In a previous post about Supervised racing there was a short mention about data augmentation. That has been one of the most requested topics for us to blog about, so let’s open it up a bit more.
Data augmentation is basically just a method to grow your dataset using your existing data. This can be done simply by modifying the existing dataset and including the modified data as part of training data on top of the original data.
As certain machine learning tasks - such as image classification - benefit from having large amount of data, data augmentation becomes really useful as it virtually expands the dataset. With AI controlled car, it basically means you need to generate / drive a bit less training data to still get a working model.
How to augment data?
As we’re basically training our AI car to follow the track using images, we’ll concentrate on how to augment the image data. For that there are actually several approaches, but before going into those, let’s take an example.

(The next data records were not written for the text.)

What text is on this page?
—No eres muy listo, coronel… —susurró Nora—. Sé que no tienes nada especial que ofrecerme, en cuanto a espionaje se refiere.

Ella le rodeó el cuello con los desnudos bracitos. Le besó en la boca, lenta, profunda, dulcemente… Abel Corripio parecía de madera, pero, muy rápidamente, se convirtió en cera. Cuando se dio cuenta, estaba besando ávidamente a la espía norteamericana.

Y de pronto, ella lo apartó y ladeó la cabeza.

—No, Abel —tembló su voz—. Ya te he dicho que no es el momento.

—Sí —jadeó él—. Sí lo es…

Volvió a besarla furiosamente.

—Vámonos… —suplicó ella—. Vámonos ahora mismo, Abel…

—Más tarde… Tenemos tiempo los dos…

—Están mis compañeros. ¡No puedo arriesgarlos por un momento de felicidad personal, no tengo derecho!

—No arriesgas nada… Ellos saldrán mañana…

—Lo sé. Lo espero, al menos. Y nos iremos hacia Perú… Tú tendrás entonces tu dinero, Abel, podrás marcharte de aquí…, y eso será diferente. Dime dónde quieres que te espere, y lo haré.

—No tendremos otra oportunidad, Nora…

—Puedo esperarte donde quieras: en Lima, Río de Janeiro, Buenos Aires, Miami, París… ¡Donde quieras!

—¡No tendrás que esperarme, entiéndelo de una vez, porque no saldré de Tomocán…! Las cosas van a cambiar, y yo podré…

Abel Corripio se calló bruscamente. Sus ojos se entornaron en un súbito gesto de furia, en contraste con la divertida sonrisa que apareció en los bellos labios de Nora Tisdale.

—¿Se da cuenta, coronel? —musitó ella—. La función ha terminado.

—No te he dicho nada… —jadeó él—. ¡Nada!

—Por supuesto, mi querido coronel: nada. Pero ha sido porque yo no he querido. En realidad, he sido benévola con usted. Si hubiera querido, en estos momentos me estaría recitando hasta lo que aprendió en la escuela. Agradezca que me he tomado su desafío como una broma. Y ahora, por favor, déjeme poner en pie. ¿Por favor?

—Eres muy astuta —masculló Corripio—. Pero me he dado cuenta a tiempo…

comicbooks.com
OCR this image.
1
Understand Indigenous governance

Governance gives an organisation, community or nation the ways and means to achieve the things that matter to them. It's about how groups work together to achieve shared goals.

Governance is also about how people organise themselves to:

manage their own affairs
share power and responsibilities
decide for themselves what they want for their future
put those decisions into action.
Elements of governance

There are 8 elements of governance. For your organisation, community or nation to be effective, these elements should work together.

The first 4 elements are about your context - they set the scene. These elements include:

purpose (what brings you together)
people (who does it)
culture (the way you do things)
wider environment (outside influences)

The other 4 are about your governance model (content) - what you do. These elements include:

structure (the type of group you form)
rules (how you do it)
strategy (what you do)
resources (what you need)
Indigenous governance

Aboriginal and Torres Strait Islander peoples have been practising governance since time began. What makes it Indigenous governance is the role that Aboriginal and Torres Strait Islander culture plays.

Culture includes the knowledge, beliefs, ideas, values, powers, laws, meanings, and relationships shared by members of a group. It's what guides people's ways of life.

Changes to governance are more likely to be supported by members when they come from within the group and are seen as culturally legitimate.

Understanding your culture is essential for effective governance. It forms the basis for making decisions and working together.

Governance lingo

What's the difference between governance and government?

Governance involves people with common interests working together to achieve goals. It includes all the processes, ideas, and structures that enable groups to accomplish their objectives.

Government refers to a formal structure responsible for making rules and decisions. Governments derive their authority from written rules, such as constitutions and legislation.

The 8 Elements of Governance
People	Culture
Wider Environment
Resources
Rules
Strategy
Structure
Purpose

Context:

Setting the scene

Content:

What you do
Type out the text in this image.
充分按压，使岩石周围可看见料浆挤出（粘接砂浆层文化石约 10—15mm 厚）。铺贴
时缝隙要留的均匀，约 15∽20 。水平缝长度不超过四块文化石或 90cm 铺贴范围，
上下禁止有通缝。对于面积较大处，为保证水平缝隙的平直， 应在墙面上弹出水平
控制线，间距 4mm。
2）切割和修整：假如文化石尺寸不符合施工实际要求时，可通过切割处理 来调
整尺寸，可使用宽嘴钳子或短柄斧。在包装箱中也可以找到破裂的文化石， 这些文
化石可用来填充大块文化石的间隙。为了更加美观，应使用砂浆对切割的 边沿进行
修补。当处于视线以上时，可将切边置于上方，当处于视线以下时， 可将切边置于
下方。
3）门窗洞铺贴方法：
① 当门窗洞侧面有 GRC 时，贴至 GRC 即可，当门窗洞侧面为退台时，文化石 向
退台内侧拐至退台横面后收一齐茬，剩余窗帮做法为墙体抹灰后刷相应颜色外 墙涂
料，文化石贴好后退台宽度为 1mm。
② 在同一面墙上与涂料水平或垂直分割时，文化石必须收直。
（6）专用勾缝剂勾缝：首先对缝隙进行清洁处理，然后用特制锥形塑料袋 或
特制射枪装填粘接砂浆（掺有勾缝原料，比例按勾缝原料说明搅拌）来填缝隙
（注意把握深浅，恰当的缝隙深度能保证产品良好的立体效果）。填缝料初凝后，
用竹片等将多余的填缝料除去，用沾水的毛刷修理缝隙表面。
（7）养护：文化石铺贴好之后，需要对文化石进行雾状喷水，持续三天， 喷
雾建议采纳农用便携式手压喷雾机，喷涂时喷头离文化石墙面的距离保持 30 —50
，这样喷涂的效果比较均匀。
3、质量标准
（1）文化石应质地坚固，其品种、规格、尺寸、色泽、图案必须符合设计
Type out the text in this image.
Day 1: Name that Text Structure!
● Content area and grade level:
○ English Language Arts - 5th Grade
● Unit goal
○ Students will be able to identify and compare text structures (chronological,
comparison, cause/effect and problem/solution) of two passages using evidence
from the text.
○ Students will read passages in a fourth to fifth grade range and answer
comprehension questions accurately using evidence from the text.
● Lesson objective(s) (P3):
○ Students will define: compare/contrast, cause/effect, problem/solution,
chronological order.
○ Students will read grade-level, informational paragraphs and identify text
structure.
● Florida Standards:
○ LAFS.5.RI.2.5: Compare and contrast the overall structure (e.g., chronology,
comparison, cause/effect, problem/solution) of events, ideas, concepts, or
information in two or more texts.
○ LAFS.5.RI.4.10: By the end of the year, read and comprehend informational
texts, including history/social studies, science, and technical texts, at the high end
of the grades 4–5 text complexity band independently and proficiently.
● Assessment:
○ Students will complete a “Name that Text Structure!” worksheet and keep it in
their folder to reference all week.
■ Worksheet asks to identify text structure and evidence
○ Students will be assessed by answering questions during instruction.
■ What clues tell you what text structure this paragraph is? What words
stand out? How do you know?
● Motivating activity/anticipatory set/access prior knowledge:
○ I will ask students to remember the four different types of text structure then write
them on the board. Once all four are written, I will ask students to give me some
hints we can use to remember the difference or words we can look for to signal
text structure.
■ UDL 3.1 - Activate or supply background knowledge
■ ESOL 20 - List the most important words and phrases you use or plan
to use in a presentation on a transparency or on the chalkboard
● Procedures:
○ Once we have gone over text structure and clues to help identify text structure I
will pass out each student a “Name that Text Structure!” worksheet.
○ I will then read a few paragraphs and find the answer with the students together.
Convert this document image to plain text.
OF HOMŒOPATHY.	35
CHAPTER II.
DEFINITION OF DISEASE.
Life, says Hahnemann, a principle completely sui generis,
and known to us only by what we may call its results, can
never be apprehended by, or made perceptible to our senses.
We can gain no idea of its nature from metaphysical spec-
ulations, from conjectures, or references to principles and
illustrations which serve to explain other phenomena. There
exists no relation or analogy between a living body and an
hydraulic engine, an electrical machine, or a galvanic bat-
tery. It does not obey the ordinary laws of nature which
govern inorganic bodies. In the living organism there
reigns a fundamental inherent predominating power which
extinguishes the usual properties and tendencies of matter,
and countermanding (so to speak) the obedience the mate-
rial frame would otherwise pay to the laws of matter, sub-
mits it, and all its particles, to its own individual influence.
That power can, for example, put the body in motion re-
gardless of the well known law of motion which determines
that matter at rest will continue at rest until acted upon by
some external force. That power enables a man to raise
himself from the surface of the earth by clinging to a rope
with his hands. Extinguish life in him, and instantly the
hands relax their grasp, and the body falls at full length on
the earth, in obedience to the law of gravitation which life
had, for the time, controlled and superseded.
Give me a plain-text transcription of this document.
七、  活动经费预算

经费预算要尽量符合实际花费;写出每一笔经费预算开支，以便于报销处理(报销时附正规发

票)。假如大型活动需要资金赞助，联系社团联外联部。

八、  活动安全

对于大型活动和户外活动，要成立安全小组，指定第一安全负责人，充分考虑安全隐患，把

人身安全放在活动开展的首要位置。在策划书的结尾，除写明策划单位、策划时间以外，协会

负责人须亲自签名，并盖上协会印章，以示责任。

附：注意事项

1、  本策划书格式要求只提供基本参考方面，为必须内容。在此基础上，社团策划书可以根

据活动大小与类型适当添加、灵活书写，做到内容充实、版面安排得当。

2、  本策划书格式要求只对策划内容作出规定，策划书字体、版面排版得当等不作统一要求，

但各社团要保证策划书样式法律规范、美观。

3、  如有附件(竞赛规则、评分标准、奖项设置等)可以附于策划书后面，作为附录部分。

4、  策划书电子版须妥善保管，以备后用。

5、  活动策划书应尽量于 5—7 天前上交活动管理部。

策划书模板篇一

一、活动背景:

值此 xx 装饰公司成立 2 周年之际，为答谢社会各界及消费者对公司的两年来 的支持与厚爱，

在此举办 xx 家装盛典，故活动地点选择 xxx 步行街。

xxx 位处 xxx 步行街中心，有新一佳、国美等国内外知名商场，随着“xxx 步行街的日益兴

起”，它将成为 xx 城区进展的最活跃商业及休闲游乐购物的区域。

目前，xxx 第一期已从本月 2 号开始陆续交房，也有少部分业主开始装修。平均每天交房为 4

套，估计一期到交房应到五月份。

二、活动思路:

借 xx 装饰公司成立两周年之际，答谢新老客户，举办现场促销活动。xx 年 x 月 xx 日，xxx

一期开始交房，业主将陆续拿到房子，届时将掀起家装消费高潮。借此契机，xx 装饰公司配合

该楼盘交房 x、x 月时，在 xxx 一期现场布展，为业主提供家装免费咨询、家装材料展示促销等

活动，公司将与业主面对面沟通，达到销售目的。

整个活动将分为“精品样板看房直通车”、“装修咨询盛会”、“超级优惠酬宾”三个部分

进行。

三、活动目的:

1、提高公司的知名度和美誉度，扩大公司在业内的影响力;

Say we are going to teach our model to recognize if there’s a dog in an image. For example this:
A generic sleeping dog
We can use that image, to make more images in order to get a more generic data set. As the dog can be seen also from it’s left side we can simply flip the image to get another view on the dog. Also as the head can be in different orientation we can turn it slightly.
Same dog with several applied augmentations
Other common ways are translating image, adding noise to it and otherwise modifying it. There are also several libraries and tools that implement different augmentation methods e.g. https://github.com/mdbloice/Augmentor and https://github.com/aleju/imgaug
Data augmentation with our AI car
The methods of data augmentation should be chosen based on the requirements of the model. For example there’s no real reason for us to flip our images vertically as we don’t aim to teach our car to drive on its roof.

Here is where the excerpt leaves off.